To send a specimen to the CDC for testing [1] :

  • Call CDC consultant to discuss submission of specimens through local or state health department or state public health laboratory
  • Maintain the specimen at 36 oF-46 oF and ship with cold packs
  • Label package as required for Category B substances
  • Include completed CDC 50.34 with selected test order CDC-10132, Botulism Laboratory Confirmation and include phone and fax numbers for the state health department and hospital
  • Send package to: STAT (Attn: Botulism Lab, Unit 26) Centers for Disease Control and Prevention1600 Clifton Rd NE, Atlanta, GA 30329
  • Provde a tracking number to the CDC National Botulism Laboratory 

C botulinum may be grown on selective media from samples of stool or foods. Note that the specimens for toxin analysis should be refrigerated (not frozen), but culture samples of C botulinum should not be refrigerated.  Final results from culture for Clostridium species may take 2-3 weeks.

Because intestinal carriage is rare (and adult intestines typically do not allow for germination), identifying the organism or its toxin in vomitus, gastric fluid, or stool strongly suggests the diagnosis. [4]  Isolation of the organism from food without toxin is insufficient grounds for the diagnosis. Only experienced personnel who have been immunized with botulinum toxoid should handle the specimens. Because the toxin may enter the blood stream through the eye or via small breaks in the skin, precaution is warranted.

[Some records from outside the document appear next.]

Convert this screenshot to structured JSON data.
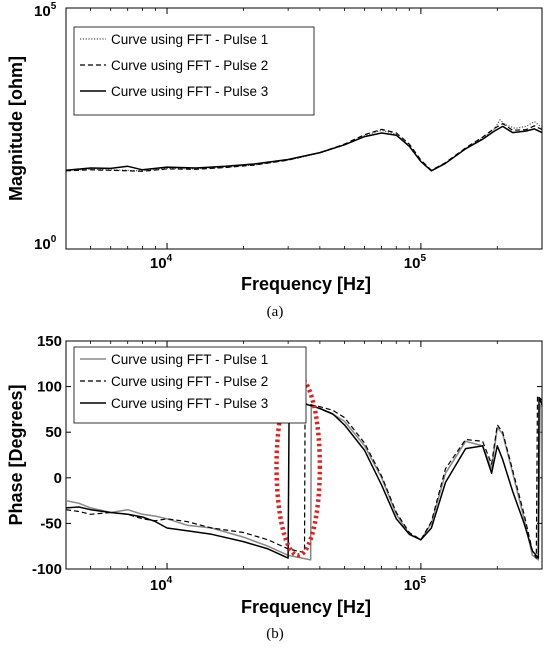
{
  "chart_data": [
    {
      "type": "line",
      "panel_label": "(a)",
      "xlabel": "Frequency [Hz]",
      "ylabel": "Magnitude [ohm]",
      "x_scale": "log",
      "y_scale": "log",
      "xlim": [
        4000,
        300000
      ],
      "ylim": [
        1,
        100000
      ],
      "x_ticks": [
        {
          "value": 10000,
          "base": "10",
          "exp": "4"
        },
        {
          "value": 100000,
          "base": "10",
          "exp": "5"
        }
      ],
      "y_ticks": [
        {
          "value": 1,
          "base": "10",
          "exp": "0"
        },
        {
          "value": 100000,
          "base": "10",
          "exp": "5"
        }
      ],
      "legend_position": "top-left",
      "series": [
        {
          "name": "Curve using FFT - Pulse 1",
          "style": "dotted",
          "color": "#555555",
          "x": [
            4000,
            5000,
            6000,
            8000,
            10000,
            13000,
            17000,
            22000,
            30000,
            40000,
            50000,
            60000,
            70000,
            80000,
            90000,
            100000,
            110000,
            125000,
            150000,
            175000,
            195000,
            205000,
            215000,
            235000,
            260000,
            280000,
            300000
          ],
          "y": [
            43,
            45,
            44,
            42,
            47,
            46,
            50,
            55,
            70,
            98,
            145,
            225,
            290,
            240,
            140,
            65,
            42,
            60,
            120,
            200,
            310,
            480,
            380,
            320,
            350,
            440,
            330
          ]
        },
        {
          "name": "Curve using FFT - Pulse 2",
          "style": "dashed",
          "color": "#000000",
          "x": [
            4000,
            5000,
            6000,
            8000,
            10000,
            13000,
            17000,
            22000,
            30000,
            40000,
            50000,
            60000,
            70000,
            80000,
            90000,
            100000,
            110000,
            125000,
            150000,
            175000,
            195000,
            210000,
            230000,
            260000,
            280000,
            300000
          ],
          "y": [
            42,
            44,
            43,
            41,
            46,
            45,
            49,
            55,
            70,
            100,
            150,
            235,
            305,
            255,
            150,
            70,
            43,
            62,
            125,
            210,
            320,
            400,
            290,
            300,
            360,
            300
          ]
        },
        {
          "name": "Curve using FFT - Pulse 3",
          "style": "solid",
          "color": "#000000",
          "x": [
            4000,
            5000,
            6000,
            7000,
            8000,
            10000,
            13000,
            17000,
            22000,
            30000,
            40000,
            50000,
            60000,
            70000,
            80000,
            90000,
            100000,
            110000,
            125000,
            150000,
            175000,
            195000,
            210000,
            230000,
            260000,
            280000,
            300000
          ],
          "y": [
            43,
            48,
            47,
            52,
            44,
            50,
            48,
            52,
            58,
            72,
            100,
            145,
            215,
            255,
            230,
            135,
            65,
            42,
            60,
            120,
            190,
            280,
            350,
            260,
            280,
            310,
            260
          ]
        }
      ]
    },
    {
      "type": "line",
      "panel_label": "(b)",
      "xlabel": "Frequency [Hz]",
      "ylabel": "Phase [Degrees]",
      "x_scale": "log",
      "y_scale": "linear",
      "xlim": [
        4000,
        300000
      ],
      "ylim": [
        -100,
        150
      ],
      "x_ticks": [
        {
          "value": 10000,
          "base": "10",
          "exp": "4"
        },
        {
          "value": 100000,
          "base": "10",
          "exp": "5"
        }
      ],
      "y_ticks": [
        -100,
        -50,
        0,
        50,
        100,
        150
      ],
      "legend_position": "top-left",
      "highlight": {
        "shape": "ellipse",
        "style": "dotted",
        "color": "#e3201b",
        "x_center": 33000,
        "y_center": 10,
        "x_from": 27000,
        "x_to": 40000,
        "y_from": -85,
        "y_to": 110
      },
      "series": [
        {
          "name": "Curve using FFT - Pulse 1",
          "style": "solid",
          "color": "#888888",
          "x": [
            4000,
            4500,
            5000,
            6000,
            7000,
            8000,
            9000,
            10000,
            12000,
            15000,
            20000,
            25000,
            30000,
            36800,
            37000,
            37300,
            40000,
            45000,
            50000,
            60000,
            70000,
            80000,
            90000,
            100000,
            110000,
            125000,
            150000,
            175000,
            190000,
            200000,
            210000,
            230000,
            255000,
            275000,
            290000,
            295000,
            300000
          ],
          "y": [
            -25,
            -28,
            -33,
            -38,
            -35,
            -40,
            -42,
            -45,
            -52,
            -55,
            -65,
            -75,
            -85,
            -90,
            80,
            79,
            76,
            70,
            62,
            35,
            0,
            -40,
            -62,
            -68,
            -50,
            5,
            40,
            35,
            10,
            55,
            48,
            5,
            -45,
            -85,
            -90,
            80,
            75
          ]
        },
        {
          "name": "Curve using FFT - Pulse 2",
          "style": "dashed",
          "color": "#000000",
          "x": [
            4000,
            4500,
            5000,
            6000,
            7000,
            8000,
            9000,
            10000,
            12000,
            15000,
            20000,
            25000,
            30000,
            34800,
            35000,
            35300,
            40000,
            45000,
            50000,
            60000,
            70000,
            80000,
            90000,
            100000,
            110000,
            125000,
            150000,
            175000,
            190000,
            200000,
            210000,
            230000,
            255000,
            275000,
            285000,
            288000,
            300000
          ],
          "y": [
            -35,
            -37,
            -40,
            -38,
            -40,
            -45,
            -47,
            -45,
            -48,
            -55,
            -60,
            -68,
            -78,
            -82,
            82,
            81,
            78,
            74,
            66,
            38,
            2,
            -38,
            -60,
            -68,
            -48,
            10,
            42,
            40,
            15,
            58,
            50,
            8,
            -40,
            -80,
            -88,
            90,
            85
          ]
        },
        {
          "name": "Curve using FFT - Pulse 3",
          "style": "solid",
          "color": "#000000",
          "x": [
            4000,
            4500,
            5000,
            6000,
            7000,
            8000,
            9000,
            10000,
            12000,
            15000,
            20000,
            25000,
            30000,
            30300,
            31000,
            34000,
            38000,
            40000,
            45000,
            50000,
            60000,
            70000,
            80000,
            90000,
            100000,
            110000,
            125000,
            150000,
            175000,
            190000,
            200000,
            210000,
            230000,
            255000,
            275000,
            290000,
            292000,
            300000
          ],
          "y": [
            -33,
            -32,
            -35,
            -38,
            -40,
            -43,
            -48,
            -55,
            -58,
            -62,
            -70,
            -78,
            -88,
            90,
            88,
            82,
            78,
            76,
            70,
            58,
            30,
            -8,
            -45,
            -62,
            -68,
            -55,
            -5,
            32,
            35,
            5,
            35,
            20,
            -15,
            -50,
            -80,
            -88,
            88,
            80
          ]
        }
      ]
    }
  ]
}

Wound cultures that grow C botulinum suggest of wound botulism.


Imaging Studies

Imaging studies are generally not useful in the diagnosis of botuli. [31]

The only potential role for imaging studies (eg, CT scan, MRI) would be to rule out CNS pathology, such as intracranial mass lesions, cerebrovascular disease of the brainstem, or basilar artery stroke, in patients in whom the presentation is atypical or vague.


Other Tests

Results from nerve conduction studies are normal, and electromyography (EMG) reveals reduced amplitude of compound muscle action potentials. [7, 8]

EMG may be useful in establishing a diagnosis of botulism, but the findings can be nonspecific and nondiagnostic, even in severe cases. Characteristic findings in patients with botulism include brief low-voltage compound motor-units, small M-wave amplitudes, and overly abundant action potentials. An incremental increase in M-wave amplitude with rapid repetitive nerve stimulation may help to localize the disorder to the neuromuscular junction. Single-fiber EMG may be a more useful and sensitive method for the rapid diagnosis of botulism intoxication, particularly in the absence of signs of general muscular weakness.

The results of the edrophonium chloride, or Tensilon, test for myasthenia gravis may be falsely positive in patients with botulism. [32]  If positive, it is typically much less dramatically positive than in patients with myasthenia gravis.